Canada has passed legislation that bans keeping whales, dolphins and porpoises in captivity for entertainment, as well as the trade, possession, capture and breeding of cetaceans. Bill S-203, known as the Ending the Captivity of Whales and Dolphins Act, passed third reading in the House of Commons on June 10; it was introduced in December 2015.

The legislation (dubbed as the Free Willy Bill, after the 1993 movie) amends the Criminal Code and bans the keeping and breeding of cetaceans, which includes whales, dolphins and porpoises. Those breaking the ban could face fines of up to $200,000 with exemptions for injured animals in need of rehabilitation and for scientific research.

 

Whales and dolphins that are already in captivity will be grandfathered in by the Bill, meaning parks can keep all the animals they currently own.The Bill also restricts the importing and exporting of these animals, and bans making them perform for entertainment.

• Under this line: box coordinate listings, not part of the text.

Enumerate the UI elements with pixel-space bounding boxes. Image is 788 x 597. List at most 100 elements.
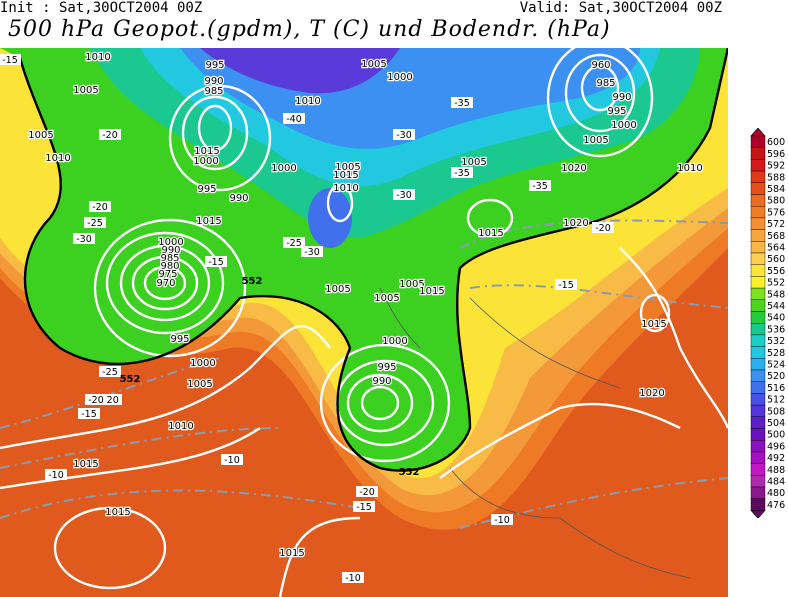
temperature-label: -30 — [396, 130, 412, 141]
isobar — [105, 231, 225, 335]
temperature-label-box — [356, 486, 378, 497]
temperature-label-box — [451, 97, 473, 108]
temperature-label: -35 — [454, 98, 470, 109]
legend-swatch — [750, 334, 766, 347]
isobar — [0, 325, 331, 450]
pressure-label: 1005 — [374, 293, 399, 304]
legend-swatch — [750, 194, 766, 207]
pressure-label: 1005 — [361, 59, 386, 70]
pressure-label: 1000 — [190, 358, 215, 369]
legend-label: 496 — [767, 441, 785, 452]
temperature-label: -15 — [208, 257, 224, 268]
map-labels: 1010100599599098510051000101096098599099… — [0, 51, 704, 584]
valid-time: Valid: Sat,30OCT2004 00Z — [519, 0, 722, 16]
coastline-outline — [379, 287, 691, 579]
isobar — [181, 95, 249, 171]
pressure-label: 1005 — [399, 279, 424, 290]
pressure-label: 1020 — [563, 218, 588, 229]
pressure-label: 970 — [156, 278, 175, 289]
legend-swatch — [750, 287, 766, 301]
legend-label: 536 — [767, 324, 785, 335]
pressure-label: 1000 — [387, 72, 412, 83]
temperature-label-box — [393, 189, 415, 200]
isobar — [119, 244, 211, 322]
temperature-label: -10 — [494, 515, 510, 526]
legend-swatch — [750, 299, 766, 312]
pressure-label: 1005 — [461, 157, 486, 168]
field-band-504 — [200, 48, 400, 94]
temperature-label: -15 — [81, 409, 97, 420]
legend-swatch — [750, 159, 766, 172]
temperature-label: -35 — [532, 181, 548, 192]
legend-swatch — [750, 147, 766, 160]
temperature-label: -10 — [345, 573, 361, 584]
isobar — [319, 343, 451, 463]
pressure-label: 1005 — [187, 379, 212, 390]
legend-label: 512 — [767, 395, 785, 406]
pressure-label: 1000 — [382, 336, 407, 347]
isotherm — [469, 284, 728, 309]
legend-label: 520 — [767, 371, 785, 382]
legend-label: 524 — [767, 359, 785, 370]
legend-label: 484 — [767, 476, 785, 487]
temperature-label: -30 — [76, 234, 92, 245]
legend-swatch — [750, 475, 766, 488]
pressure-label: 1005 — [325, 284, 350, 295]
temperature-label: -20 — [359, 487, 375, 498]
temperature-label-box — [393, 129, 415, 140]
legend-label: 500 — [767, 430, 785, 441]
temperature-label: -15 — [2, 55, 18, 66]
legend-label: 544 — [767, 301, 785, 312]
legend-swatch — [750, 393, 766, 406]
temperature-label-box — [84, 217, 106, 228]
isobar — [466, 198, 514, 238]
pressure-label: 990 — [161, 245, 180, 256]
temperature-label-box — [592, 222, 614, 233]
temperature-label: -10 — [224, 455, 240, 466]
legend-body: 6005965925885845805765725685645605565525… — [750, 128, 785, 518]
temperature-label-box — [221, 454, 243, 465]
temperature-label-box — [353, 501, 375, 512]
legend-swatch — [750, 358, 766, 371]
pressure-label: 1005 — [335, 162, 360, 173]
pressure-label: 990 — [229, 193, 248, 204]
pressure-label: 1000 — [193, 156, 218, 167]
pressure-label: 1010 — [333, 183, 358, 194]
legend-label: 588 — [767, 172, 785, 183]
temperature-label: -15 — [558, 280, 574, 291]
legend-label: 516 — [767, 383, 785, 394]
temperature-label-box — [205, 256, 227, 267]
isobar — [619, 247, 728, 429]
legend-arrow-top — [750, 128, 766, 137]
legend-swatch — [750, 170, 766, 183]
temperature-label: -25 — [102, 367, 118, 378]
temperature-label: -40 — [286, 114, 302, 125]
legend-label: 596 — [767, 149, 785, 160]
geopotential-label: 552 — [120, 374, 141, 385]
pressure-label: 1010 — [85, 52, 110, 63]
isobar — [168, 84, 272, 192]
temperature-label-box — [451, 167, 473, 178]
isobar — [278, 516, 361, 597]
legend-swatch — [750, 276, 766, 289]
temperature-label: -20 — [103, 395, 119, 406]
legend-label: 556 — [767, 266, 785, 277]
temperature-label-box — [89, 201, 111, 212]
temperature-label: -20 — [595, 223, 611, 234]
isobar — [0, 427, 261, 490]
legend-label: 488 — [767, 465, 785, 476]
pressure-label: 985 — [160, 253, 179, 264]
legend-swatch — [750, 451, 766, 464]
isobar — [53, 506, 167, 590]
weather-map: 1010100599599098510051000101096098599099… — [0, 48, 728, 597]
legend-swatch — [750, 229, 766, 242]
geopotential-label: 552 — [399, 467, 420, 478]
legend-swatch — [750, 322, 766, 336]
isobar — [131, 255, 199, 311]
legend-label: 476 — [767, 500, 785, 511]
isobar — [93, 218, 247, 358]
legend-label: 540 — [767, 313, 785, 324]
legend-label: 572 — [767, 219, 785, 230]
pressure-label: 1005 — [28, 130, 53, 141]
pressure-label: 980 — [160, 261, 179, 272]
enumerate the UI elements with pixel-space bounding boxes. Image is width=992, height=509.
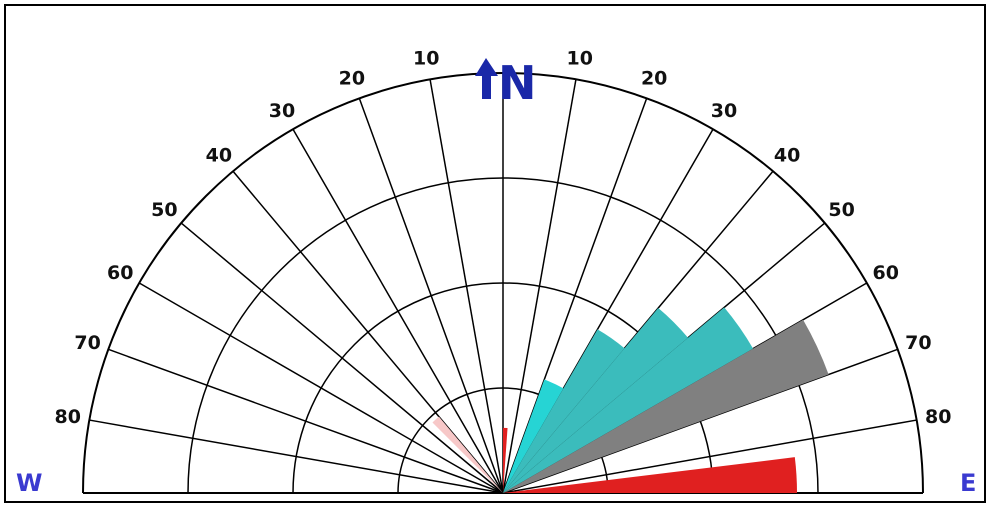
north-arrow-icon xyxy=(475,58,498,99)
rose-segment-teal xyxy=(503,308,688,493)
tick-label-west: 60 xyxy=(107,262,133,284)
tick-label-east: 10 xyxy=(567,48,593,70)
rose-diagram: 10 10 20 20 30 30 40 40 50 50 60 60 70 70 80 80 N W E xyxy=(16,48,976,497)
grid-spoke xyxy=(502,419,917,494)
rose-segment-gray xyxy=(503,319,829,493)
tick-label-west: 10 xyxy=(413,48,439,70)
tick-label-west: 40 xyxy=(206,144,232,166)
grid-spoke xyxy=(232,170,504,494)
tick-label-west: 20 xyxy=(339,68,365,90)
grid-spoke xyxy=(502,348,898,494)
grid-spoke xyxy=(138,282,504,494)
tick-label-east: 40 xyxy=(774,144,800,166)
tick-label-east: 70 xyxy=(905,332,931,354)
rose-segment-pink xyxy=(432,416,503,493)
tick-label-east: 80 xyxy=(925,406,951,428)
north-indicator: N xyxy=(475,56,537,110)
grid-spoke xyxy=(108,348,504,494)
grid-spoke xyxy=(502,79,577,494)
grid-spoke xyxy=(292,128,504,494)
tick-label-west: 30 xyxy=(269,100,295,122)
east-label: E xyxy=(960,469,976,497)
grid-spoke xyxy=(358,98,504,494)
chart-frame: 10 10 20 20 30 30 40 40 50 50 60 60 70 70 80 80 N W E xyxy=(4,4,986,503)
rose-segment-teal xyxy=(503,307,754,493)
rose-segment-red xyxy=(503,427,508,493)
grid-spoke xyxy=(180,222,504,494)
tick-label-east: 30 xyxy=(711,100,737,122)
rose-segment-teal xyxy=(503,329,625,493)
grid-spoke xyxy=(429,79,504,494)
north-label: N xyxy=(498,56,537,110)
grid-spoke xyxy=(502,98,648,494)
rose-segments xyxy=(432,307,829,493)
angle-tick-labels: 10 10 20 20 30 30 40 40 50 50 60 60 70 70 80 80 xyxy=(54,48,951,429)
grid-spoke xyxy=(89,419,504,494)
tick-label-east: 60 xyxy=(873,262,899,284)
tick-label-west: 50 xyxy=(151,199,177,221)
tick-label-east: 20 xyxy=(641,68,667,90)
rose-segment-cyan xyxy=(503,379,564,493)
tick-label-east: 50 xyxy=(828,199,854,221)
west-label: W xyxy=(16,469,42,497)
rose-segment-red xyxy=(503,457,797,493)
tick-label-west: 80 xyxy=(54,406,80,428)
tick-label-west: 70 xyxy=(74,332,100,354)
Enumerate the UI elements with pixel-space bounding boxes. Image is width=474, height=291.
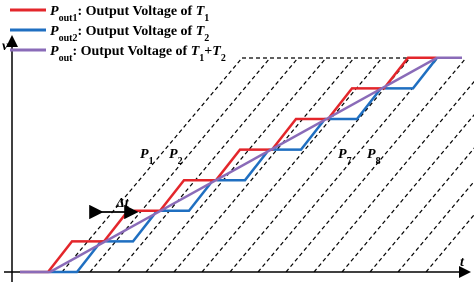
text-run: P [50,24,59,39]
dashed-line [229,57,411,273]
dashed-line [173,57,355,273]
curves [20,56,462,274]
text-run: + [204,44,212,59]
text-run: P [50,44,59,59]
curve-t2 [20,56,462,274]
phase-label: P8 [367,147,381,167]
x-axis-label: t [460,255,465,270]
phase-label: P7 [338,147,352,167]
text-run: P [367,147,376,162]
dashed-line [341,114,474,273]
text-run: P [50,4,59,19]
dashed-line [425,214,474,273]
dashed-line [61,57,243,273]
text-run: T [196,24,206,39]
dashed-line [201,57,383,273]
dashed-line [285,57,467,273]
guide-lines [61,57,474,273]
legend-entry: Pout2: Output Voltage of T2 [50,24,209,44]
subscript: out2 [59,33,78,44]
subscript: out [59,53,74,64]
dashed-line [89,57,271,273]
text-run: : Output Voltage of [72,44,190,59]
subscript: 7 [347,156,352,167]
subscript: 1 [204,13,209,24]
curve-t1 [20,56,462,274]
text-run: T [212,44,222,59]
subscript: 2 [178,156,183,167]
dashed-line [145,57,327,273]
dashed-line [257,57,439,273]
curve-sum [20,56,462,274]
subscript: 1 [149,156,154,167]
legend-entry: Pout: Output Voltage of T1+T2 [50,44,226,64]
text-run: : Output Voltage of [77,24,195,39]
subscript: 2 [221,53,226,64]
dashed-line [313,80,474,273]
text-run: P [169,147,178,162]
phase-label: P2 [169,147,183,167]
text-run: T [196,4,206,19]
subscript: 1 [199,53,204,64]
phase-label: P1 [140,147,154,167]
y-axis-label: v [2,39,9,54]
text-run: P [338,147,347,162]
text-run: T [191,44,201,59]
dashed-line [117,57,299,273]
legend-entry: Pout1: Output Voltage of T1 [50,4,209,24]
subscript: 8 [376,156,381,167]
delta-label: Δt [115,196,130,211]
text-run: : Output Voltage of [77,4,195,19]
dashed-line [397,180,474,273]
dashed-line [369,147,474,273]
text-run: P [140,147,149,162]
subscript: 2 [204,33,209,44]
subscript: out1 [59,13,78,24]
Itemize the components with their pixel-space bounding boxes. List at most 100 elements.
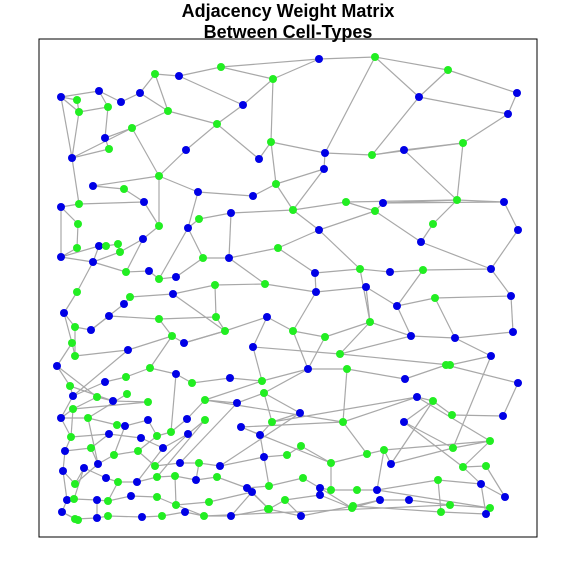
graph-edge	[60, 96, 73, 159]
graph-edge	[314, 268, 361, 274]
graph-node-green	[71, 323, 79, 331]
graph-edge	[440, 511, 487, 515]
graph-node-green	[73, 96, 81, 104]
graph-node-blue	[176, 459, 184, 467]
graph-edge	[275, 183, 294, 211]
graph-edge	[183, 330, 226, 344]
graph-node-green	[482, 462, 490, 470]
graph-node-green	[188, 379, 196, 387]
graph-node-blue	[477, 480, 485, 488]
graph-node-green	[431, 294, 439, 302]
graph-edge	[462, 113, 509, 144]
graph-node-green	[102, 242, 110, 250]
graph-edge	[292, 291, 317, 332]
graph-node-blue	[68, 154, 76, 162]
graph-node-green	[267, 138, 275, 146]
graph-node-blue	[487, 265, 495, 273]
graph-edge	[452, 355, 492, 449]
graph-edge	[139, 73, 156, 94]
graph-node-green	[195, 459, 203, 467]
graph-edge	[339, 353, 451, 366]
graph-node-green	[459, 139, 467, 147]
graph-node-blue	[124, 346, 132, 354]
graph-node-green	[146, 364, 154, 372]
graph-edge	[434, 295, 512, 299]
chart-title-line-1: Adjacency Weight Matrix	[181, 1, 395, 21]
graph-node-blue	[80, 464, 88, 472]
graph-node-green	[74, 516, 82, 524]
graph-node-blue	[405, 496, 413, 504]
graph-node-green	[201, 396, 209, 404]
graph-node-blue	[57, 253, 65, 261]
graph-node-green	[268, 418, 276, 426]
graph-node-blue	[487, 352, 495, 360]
graph-node-blue	[138, 513, 146, 521]
graph-node-green	[70, 495, 78, 503]
graph-node-green	[281, 496, 289, 504]
graph-edge	[149, 367, 177, 375]
graph-edge	[108, 433, 142, 439]
graph-node-green	[434, 476, 442, 484]
graph-node-green	[123, 390, 131, 398]
graph-node-blue	[233, 399, 241, 407]
graph-edge	[92, 251, 121, 263]
graph-edge	[78, 106, 109, 113]
graph-edge	[74, 463, 99, 485]
chart-title-line-2: Between Cell-Types	[203, 22, 373, 42]
graph-node-green	[167, 428, 175, 436]
graph-node-green	[120, 185, 128, 193]
graph-node-green	[269, 75, 277, 83]
graph-edge	[403, 149, 458, 201]
graph-edge	[324, 321, 371, 338]
graph-edge	[158, 227, 189, 280]
graph-node-green	[155, 222, 163, 230]
graph-edge	[339, 321, 371, 355]
graph-edge	[345, 199, 458, 203]
graph-node-green	[419, 266, 427, 274]
graph-edge	[72, 349, 129, 397]
graph-node-green	[114, 240, 122, 248]
graph-node-green	[299, 474, 307, 482]
graph-edge	[330, 453, 368, 464]
graph-node-blue	[513, 89, 521, 97]
graph-edge	[437, 479, 442, 513]
graph-edge	[136, 447, 164, 483]
graph-node-green	[144, 398, 152, 406]
graph-edge	[131, 127, 160, 177]
graph-edge	[292, 168, 325, 211]
graph-node-blue	[57, 414, 65, 422]
graph-edge	[170, 373, 177, 433]
graph-edge	[158, 175, 199, 193]
graph-node-green	[104, 512, 112, 520]
graph-node-green	[87, 444, 95, 452]
graph-node-green	[113, 421, 121, 429]
graph-edge	[268, 477, 304, 487]
graph-node-blue	[137, 434, 145, 442]
graph-edge	[60, 90, 100, 98]
graph-node-blue	[57, 93, 65, 101]
graph-node-green	[486, 504, 494, 512]
graph-node-green	[356, 265, 364, 273]
graph-edge	[315, 286, 367, 293]
graph-node-green	[217, 63, 225, 71]
graph-node-green	[134, 447, 142, 455]
graph-node-green	[446, 501, 454, 509]
graph-node-green	[380, 446, 388, 454]
graph-node-blue	[386, 268, 394, 276]
graph-edge	[503, 201, 519, 231]
graph-node-green	[153, 432, 161, 440]
graph-edge	[396, 297, 436, 307]
graph-node-blue	[95, 87, 103, 95]
graph-edge	[454, 337, 492, 357]
graph-node-blue	[320, 165, 328, 173]
graph-edge	[228, 257, 266, 285]
graph-node-blue	[102, 474, 110, 482]
graph-node-green	[110, 451, 118, 459]
graph-node-green	[73, 288, 81, 296]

“The passage of Bill S-203 marks a milestone in the protection of marine animals and is a victory for all Canadians who want to create a more humane country,” says Oakville & Milton Humane Society (OMHS) executive director Rick Perciante. “On behalf of OMHS I want to congratulate Humane Canada and the sponsors of this Bill as well as the Canadian government for its leadership on this important animal welfare issue.”

Only two facilities in Canada currently keep whales –  the Vancouver Aquarium and Marineland, a theme park in Niagara Falls, Ontario. With the change in legislation, these facilities will no longer be able to breed or import any new cetaceans into their facilities.